AUDIENCIA DEL PAPA!!!

 LEÓN XIV

AUDIENCIA GENERAL

Plaza de San Pedro
Miércoles, 27 de mayo de 2026



Los documentos del Concilio Vaticano II. III. Constitución Sacrosanctum Concilium 2. La reforma de la liturgia: tradición y desarrollo


Queridos hermanos y hermanas, ¡buenos días y bienvenidos!


En la Encíclica Mediator Dei, el Venerable Pío XII escribe que «la Iglesia, en realidad, es un organismo vivo, y por eso crece y se desarrolla también en lo que toca a la sagrada liturgia, adaptándose a las circunstancias y a las exigencias que se presentan en el transcurso del tiempo y acomodándose a ellas» (I,V).

En plena continuidad con este principio, el Concilio Vaticano II en el Proemio de la Constitución Sacrosanctum Concilium (SC) reconoce «que le corresponde de un modo particular proveer a la reforma y al fomento de la Liturgia» (n. 1). De hecho, la asamblea conciliar se había reunido con el objetivo de «acrecentar de día en día entre los fieles la vida cristiana, adaptar mejor a las necesidades de nuestro tiempo las instituciones que están sujetas a cambio, promover todo aquello que pueda contribuir a la unión de cuantos creen en Jesucristo y fortalecer lo que sirve para invitar a todos los hombres al seno de la Iglesia» (ibid.).

En aquel momento histórico se advertía fuertemente la necesidad de una renovación de las formas rituales, mediante las que desde hacía siglos la Iglesia había realizado la glorificación de Dios y la santificación del pueblo cristiano. Gracias al movimiento litúrgico se había madurado la convicción, expresada posteriormente por san Juan Pablo II, de que «existe, en efecto, un vínculo estrechísimo y orgánico entre la renovación de la liturgia y la renovación de toda la vida de la Iglesia. La Iglesia no sólo actúa, sino que se expresa también en la liturgia, vive de la liturgia y saca de la liturgia las fuerzas para la vida» (Carta Dominicae Cenae, 13).

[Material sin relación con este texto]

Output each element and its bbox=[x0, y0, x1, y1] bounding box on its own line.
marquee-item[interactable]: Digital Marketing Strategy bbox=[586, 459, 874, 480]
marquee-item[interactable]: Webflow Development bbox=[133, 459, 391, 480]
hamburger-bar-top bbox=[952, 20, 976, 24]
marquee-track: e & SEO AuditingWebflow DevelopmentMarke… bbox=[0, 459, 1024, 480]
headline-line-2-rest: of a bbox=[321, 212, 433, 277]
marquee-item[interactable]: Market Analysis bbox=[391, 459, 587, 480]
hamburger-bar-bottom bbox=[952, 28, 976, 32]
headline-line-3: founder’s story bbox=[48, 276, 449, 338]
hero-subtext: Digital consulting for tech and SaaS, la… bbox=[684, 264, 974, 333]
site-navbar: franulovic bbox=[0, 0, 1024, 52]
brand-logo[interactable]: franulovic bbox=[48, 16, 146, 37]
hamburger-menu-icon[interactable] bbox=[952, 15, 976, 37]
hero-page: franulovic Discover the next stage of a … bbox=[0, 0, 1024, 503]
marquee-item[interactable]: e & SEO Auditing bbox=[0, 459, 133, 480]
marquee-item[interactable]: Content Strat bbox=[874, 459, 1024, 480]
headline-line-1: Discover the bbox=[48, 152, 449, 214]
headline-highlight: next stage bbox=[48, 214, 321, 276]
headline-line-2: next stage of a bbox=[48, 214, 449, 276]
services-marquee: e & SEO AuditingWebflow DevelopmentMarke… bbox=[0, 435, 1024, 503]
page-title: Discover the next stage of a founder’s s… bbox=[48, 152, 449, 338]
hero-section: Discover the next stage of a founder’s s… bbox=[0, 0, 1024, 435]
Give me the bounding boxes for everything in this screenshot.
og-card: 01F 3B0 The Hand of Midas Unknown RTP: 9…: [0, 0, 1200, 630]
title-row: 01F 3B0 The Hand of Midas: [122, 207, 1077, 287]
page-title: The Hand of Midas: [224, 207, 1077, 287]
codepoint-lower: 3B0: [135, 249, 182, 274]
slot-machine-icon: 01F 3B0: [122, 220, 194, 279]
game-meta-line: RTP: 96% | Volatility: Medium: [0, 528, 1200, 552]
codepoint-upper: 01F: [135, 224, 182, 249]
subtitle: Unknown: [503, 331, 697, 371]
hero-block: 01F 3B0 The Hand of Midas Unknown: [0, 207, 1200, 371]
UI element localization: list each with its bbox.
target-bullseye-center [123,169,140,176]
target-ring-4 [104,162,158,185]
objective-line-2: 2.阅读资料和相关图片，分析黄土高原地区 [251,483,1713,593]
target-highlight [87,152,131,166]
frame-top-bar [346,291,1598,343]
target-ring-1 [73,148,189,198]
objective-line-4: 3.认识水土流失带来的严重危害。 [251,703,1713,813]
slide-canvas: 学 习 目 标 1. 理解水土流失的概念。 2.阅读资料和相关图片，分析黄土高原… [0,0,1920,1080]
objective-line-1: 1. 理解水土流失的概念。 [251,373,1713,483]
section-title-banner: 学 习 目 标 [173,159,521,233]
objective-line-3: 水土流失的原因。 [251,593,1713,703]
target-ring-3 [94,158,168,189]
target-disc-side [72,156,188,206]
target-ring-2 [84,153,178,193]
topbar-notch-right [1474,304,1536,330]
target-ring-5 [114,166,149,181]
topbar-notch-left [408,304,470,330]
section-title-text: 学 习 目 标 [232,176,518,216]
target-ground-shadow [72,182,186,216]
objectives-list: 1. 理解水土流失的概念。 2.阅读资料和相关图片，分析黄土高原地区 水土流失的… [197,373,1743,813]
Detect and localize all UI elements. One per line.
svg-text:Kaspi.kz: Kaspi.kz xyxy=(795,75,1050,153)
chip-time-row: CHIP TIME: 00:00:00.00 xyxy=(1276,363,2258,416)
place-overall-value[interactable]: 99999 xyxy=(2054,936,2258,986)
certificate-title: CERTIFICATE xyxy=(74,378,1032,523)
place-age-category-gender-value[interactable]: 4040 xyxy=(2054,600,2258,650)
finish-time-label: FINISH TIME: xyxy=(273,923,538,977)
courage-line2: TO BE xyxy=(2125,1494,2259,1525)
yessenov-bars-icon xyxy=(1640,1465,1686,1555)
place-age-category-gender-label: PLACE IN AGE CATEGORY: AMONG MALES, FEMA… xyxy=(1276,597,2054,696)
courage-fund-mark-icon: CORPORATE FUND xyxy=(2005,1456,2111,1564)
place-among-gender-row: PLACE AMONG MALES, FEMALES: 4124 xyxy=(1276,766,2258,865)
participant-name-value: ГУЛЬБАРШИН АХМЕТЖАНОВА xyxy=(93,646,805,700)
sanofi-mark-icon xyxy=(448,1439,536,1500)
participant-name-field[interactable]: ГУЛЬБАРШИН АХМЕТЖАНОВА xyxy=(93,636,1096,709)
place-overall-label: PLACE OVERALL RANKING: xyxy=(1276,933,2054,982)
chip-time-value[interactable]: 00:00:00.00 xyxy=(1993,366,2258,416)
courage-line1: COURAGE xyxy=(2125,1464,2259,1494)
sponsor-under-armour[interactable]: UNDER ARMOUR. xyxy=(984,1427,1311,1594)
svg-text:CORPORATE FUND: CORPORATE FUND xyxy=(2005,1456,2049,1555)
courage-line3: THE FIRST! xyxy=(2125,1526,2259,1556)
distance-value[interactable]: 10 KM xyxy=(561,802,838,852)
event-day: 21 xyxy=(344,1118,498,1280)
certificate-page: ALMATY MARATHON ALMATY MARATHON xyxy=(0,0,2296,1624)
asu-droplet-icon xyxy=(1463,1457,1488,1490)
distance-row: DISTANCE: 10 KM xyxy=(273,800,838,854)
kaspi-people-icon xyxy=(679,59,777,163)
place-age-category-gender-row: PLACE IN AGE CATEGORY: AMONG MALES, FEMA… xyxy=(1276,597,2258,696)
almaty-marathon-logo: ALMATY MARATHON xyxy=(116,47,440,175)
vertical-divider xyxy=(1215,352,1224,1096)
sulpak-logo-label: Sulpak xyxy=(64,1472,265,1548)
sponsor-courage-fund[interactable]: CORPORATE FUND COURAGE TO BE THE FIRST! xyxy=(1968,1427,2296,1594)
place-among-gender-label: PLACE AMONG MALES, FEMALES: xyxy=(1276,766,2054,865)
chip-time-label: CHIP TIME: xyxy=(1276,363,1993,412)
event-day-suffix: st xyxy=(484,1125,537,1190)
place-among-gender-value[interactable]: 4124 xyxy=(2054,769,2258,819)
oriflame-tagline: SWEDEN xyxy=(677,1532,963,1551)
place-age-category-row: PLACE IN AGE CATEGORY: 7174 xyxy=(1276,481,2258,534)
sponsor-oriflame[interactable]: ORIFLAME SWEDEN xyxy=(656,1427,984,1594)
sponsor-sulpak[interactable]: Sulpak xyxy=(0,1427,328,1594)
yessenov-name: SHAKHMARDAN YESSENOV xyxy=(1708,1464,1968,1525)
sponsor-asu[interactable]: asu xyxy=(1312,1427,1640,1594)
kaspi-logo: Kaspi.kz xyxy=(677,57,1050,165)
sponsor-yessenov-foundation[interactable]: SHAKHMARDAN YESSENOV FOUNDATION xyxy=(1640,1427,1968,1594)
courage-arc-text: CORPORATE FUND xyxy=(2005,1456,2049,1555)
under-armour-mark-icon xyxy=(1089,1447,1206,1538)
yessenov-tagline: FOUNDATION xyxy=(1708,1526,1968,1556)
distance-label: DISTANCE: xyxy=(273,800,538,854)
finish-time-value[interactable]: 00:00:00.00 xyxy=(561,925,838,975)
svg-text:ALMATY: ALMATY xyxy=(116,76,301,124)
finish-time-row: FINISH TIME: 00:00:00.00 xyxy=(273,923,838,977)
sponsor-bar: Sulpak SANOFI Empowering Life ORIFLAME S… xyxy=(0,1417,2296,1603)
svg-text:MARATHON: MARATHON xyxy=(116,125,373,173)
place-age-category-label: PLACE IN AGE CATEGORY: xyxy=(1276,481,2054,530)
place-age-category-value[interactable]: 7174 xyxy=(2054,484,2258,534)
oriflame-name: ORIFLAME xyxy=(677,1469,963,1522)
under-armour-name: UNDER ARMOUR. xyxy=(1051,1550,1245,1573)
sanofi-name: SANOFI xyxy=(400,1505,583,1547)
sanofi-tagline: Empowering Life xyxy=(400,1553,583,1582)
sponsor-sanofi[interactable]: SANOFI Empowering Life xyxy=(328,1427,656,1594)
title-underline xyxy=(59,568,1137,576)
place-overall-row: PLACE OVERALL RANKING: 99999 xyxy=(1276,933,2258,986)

Para favorecer el acceso de los fieles a la riqueza de los dones de gracia dispensados por la sagrada liturgia, la Constitución Sacrosanctum Concilium indica, por lo tanto, con una fórmula muy eficaz la dirección a seguir: «Conservar la tradición y apertura al legítimo progreso» (SC, 23).

El Papa Benedicto XVI acogió en esta declaración de intenciones el «programa de reforma» de los Padres conciliares, «en equilibrio con la gran tradición litúrgica del pasado y el futuro. No pocas veces se contrapone de manera torpe tradición y progreso. En realidad, los dos conceptos se integran: la tradición es una realidad viva y por ello incluye en sí misma el principio del desarrollo, del progreso. Es como decir que el río de la tradición lleva en sí también su fuente y tiende hacia la desembocadura» (Discurso a los participantes en el Congreso por el 50° aniversario de la fundación del Instituto litúrgico pontificio de San Anselmo, 6 de mayo de 2011).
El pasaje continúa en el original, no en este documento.